To comprehensively study extracellular small RNAs (sRNA) by sequencing (sRNA-seq), researchers at the Vanderbilt University Medical Center developed a novel pipeline to overcome current limitations in analysis entitled, “Tools for Integrative Genome analysis of Extracellular sRNAs (TIGER)”. To demonstrate the power of this tool, sRNA-seq was performed on mouse lipoproteins, bile, urine and livers. A key advance for the TIGER pipeline is the ability to analyse both host and non-host sRNAs at genomic, parent RNA and individual fragment levels. TIGER was able to identify approximately 60% of sRNAs on lipoproteins and >85% of sRNAs in liver, bile and urine, a significant advance compared to existing software. Moreover, TIGER facilitated the comparison of lipoprotein sRNA signatures to disparate sample types at each level using hierarchical clustering, correlations, beta-dispersions, principal coordinate analysis and permutational multivariate analysis of variance. TIGER analysis was also used to quantify distinct features of exRNAs, including 5′ miRNA variants, 3′ miRNA non-templated additions and parent RNA positional coverage. Results suggest that the majority of sRNAs on lipoproteins are non-host sRNAs derived from bacterial sources in the microbiome and environment, specifically rRNA-derived sRNAs from Proteobacteria. Collectively, TIGER facilitated novel discoveries of lipoprotein and biofluid sRNAs and has tremendous applicability for the field of extracellular RNA.

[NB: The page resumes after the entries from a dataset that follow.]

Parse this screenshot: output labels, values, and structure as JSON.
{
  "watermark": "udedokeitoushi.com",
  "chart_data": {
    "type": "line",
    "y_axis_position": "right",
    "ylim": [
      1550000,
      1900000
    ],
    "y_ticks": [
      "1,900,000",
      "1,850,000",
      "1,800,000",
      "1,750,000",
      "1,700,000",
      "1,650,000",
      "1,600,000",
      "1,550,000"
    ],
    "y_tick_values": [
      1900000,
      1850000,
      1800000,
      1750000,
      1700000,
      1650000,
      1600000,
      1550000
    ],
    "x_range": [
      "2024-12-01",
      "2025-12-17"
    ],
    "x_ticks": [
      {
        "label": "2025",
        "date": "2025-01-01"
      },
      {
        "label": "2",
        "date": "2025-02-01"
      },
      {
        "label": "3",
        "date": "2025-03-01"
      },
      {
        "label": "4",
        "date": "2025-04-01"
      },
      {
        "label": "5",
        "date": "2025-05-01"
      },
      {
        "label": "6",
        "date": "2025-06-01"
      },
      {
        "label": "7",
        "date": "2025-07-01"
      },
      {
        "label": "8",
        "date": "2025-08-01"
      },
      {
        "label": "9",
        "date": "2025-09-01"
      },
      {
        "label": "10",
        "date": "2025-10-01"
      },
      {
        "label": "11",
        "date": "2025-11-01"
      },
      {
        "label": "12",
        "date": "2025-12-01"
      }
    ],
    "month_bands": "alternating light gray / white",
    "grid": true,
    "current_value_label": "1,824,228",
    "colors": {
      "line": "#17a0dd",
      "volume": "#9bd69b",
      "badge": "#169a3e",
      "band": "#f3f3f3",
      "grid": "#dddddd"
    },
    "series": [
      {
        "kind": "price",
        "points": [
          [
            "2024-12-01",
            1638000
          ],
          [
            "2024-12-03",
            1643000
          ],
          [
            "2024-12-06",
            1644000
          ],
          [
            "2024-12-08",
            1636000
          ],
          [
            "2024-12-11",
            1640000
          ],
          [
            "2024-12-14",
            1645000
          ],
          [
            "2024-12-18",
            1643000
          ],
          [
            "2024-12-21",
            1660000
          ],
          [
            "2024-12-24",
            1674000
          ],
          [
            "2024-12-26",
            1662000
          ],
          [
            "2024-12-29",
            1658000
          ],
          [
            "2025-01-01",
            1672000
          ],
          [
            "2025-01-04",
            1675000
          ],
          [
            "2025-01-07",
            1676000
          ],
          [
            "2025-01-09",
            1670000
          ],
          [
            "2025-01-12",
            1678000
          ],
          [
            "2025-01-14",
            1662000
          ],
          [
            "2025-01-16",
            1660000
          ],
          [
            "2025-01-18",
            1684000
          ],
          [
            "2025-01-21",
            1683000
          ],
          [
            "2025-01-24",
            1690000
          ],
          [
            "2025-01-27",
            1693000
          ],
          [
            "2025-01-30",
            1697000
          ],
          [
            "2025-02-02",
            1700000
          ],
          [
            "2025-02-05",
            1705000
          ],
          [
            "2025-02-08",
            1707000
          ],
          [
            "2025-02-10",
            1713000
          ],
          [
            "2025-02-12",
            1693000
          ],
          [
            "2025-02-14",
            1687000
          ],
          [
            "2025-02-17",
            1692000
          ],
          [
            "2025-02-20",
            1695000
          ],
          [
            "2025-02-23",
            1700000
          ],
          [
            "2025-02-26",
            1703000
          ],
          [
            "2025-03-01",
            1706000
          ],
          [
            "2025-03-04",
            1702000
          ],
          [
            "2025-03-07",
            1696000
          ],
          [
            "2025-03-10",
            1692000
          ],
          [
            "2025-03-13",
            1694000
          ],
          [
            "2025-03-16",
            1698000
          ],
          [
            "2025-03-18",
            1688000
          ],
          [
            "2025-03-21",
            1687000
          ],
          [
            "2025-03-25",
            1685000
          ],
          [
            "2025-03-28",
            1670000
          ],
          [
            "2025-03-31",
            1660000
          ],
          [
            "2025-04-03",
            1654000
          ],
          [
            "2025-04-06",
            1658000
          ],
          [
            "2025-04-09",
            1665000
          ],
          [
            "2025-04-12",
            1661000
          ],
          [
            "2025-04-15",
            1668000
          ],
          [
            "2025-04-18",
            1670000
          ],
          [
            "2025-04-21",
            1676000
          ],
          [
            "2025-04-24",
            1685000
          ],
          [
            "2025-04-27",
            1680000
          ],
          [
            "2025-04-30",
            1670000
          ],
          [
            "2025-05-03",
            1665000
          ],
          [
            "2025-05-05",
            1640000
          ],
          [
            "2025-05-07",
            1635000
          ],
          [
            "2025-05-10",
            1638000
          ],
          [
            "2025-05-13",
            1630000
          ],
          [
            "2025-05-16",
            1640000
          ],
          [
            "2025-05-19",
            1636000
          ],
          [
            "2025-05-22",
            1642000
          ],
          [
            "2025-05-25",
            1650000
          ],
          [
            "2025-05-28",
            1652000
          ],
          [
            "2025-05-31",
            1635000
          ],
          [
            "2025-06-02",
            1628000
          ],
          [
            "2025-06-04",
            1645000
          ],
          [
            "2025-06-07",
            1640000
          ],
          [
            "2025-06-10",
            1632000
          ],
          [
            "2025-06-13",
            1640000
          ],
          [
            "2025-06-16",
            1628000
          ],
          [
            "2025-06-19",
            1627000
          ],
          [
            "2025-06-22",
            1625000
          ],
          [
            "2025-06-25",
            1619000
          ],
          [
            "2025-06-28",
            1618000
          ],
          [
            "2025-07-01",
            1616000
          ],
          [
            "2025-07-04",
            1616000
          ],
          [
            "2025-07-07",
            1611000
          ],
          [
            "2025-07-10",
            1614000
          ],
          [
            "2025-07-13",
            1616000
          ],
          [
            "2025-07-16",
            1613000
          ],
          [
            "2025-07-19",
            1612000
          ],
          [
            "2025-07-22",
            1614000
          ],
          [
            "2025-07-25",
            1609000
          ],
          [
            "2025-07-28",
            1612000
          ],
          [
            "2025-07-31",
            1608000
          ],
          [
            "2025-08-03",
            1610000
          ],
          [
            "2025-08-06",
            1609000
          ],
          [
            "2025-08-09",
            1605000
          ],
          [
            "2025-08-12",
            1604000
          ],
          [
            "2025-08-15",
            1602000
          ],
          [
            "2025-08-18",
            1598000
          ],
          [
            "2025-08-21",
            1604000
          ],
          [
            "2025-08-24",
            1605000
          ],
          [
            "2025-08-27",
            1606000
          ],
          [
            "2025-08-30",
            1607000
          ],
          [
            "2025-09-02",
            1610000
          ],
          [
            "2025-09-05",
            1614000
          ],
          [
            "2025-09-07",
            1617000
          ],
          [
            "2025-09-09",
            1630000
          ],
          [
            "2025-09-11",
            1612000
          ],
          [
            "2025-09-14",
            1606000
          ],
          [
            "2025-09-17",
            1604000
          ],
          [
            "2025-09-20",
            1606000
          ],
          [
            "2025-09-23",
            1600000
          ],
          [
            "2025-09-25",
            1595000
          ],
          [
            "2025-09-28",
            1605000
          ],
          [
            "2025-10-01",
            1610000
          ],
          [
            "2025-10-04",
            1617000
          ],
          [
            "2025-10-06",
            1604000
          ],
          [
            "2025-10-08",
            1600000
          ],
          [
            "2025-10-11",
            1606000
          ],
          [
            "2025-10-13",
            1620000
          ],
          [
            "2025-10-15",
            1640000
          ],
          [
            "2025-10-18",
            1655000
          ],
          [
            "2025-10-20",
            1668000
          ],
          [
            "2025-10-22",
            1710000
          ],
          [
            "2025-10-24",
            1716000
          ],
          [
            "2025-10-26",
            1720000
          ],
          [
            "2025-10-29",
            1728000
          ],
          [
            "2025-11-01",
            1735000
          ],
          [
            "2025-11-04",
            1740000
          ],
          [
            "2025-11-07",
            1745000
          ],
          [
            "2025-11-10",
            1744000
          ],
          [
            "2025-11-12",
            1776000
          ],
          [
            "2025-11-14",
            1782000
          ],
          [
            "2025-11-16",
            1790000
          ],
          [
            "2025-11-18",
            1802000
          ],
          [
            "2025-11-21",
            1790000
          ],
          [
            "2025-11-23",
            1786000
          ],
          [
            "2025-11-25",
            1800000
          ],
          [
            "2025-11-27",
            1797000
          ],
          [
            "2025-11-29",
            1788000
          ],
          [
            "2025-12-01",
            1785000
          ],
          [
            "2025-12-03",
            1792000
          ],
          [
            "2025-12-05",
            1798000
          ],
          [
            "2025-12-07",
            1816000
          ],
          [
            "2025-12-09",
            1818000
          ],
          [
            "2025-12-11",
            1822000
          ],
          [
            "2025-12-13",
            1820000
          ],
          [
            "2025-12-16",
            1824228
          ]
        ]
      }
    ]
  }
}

Schematic of the TIGER sRNA-seq analysis workflow
Total reads from sRNA-seq platform are filtered through pre-processing steps (green) to yield total quality reads. Filtered reads are then applied to a class-independent analysis (red), which compares the most abundant reads of each sample/group, regardless of mapping identity. Independently, filtered reads are aligned to the host genome (e.g. mouse; light blue) and categorized by sRNA type for analysis. Quality reads that are >19 nt that failed to align to the host genome are then separately aligned to either bacterial and fungal genome databases (purple) or exogenous rRNA, RNA and miRNA databases (gold). Results of host and non-host segments of the pipeline are summarized and plotted (navy). Lastly, reads that fail to map in host and non-host segments are sorted by abundance for comparison and submitted for BLASTn to identify putative origins (orange).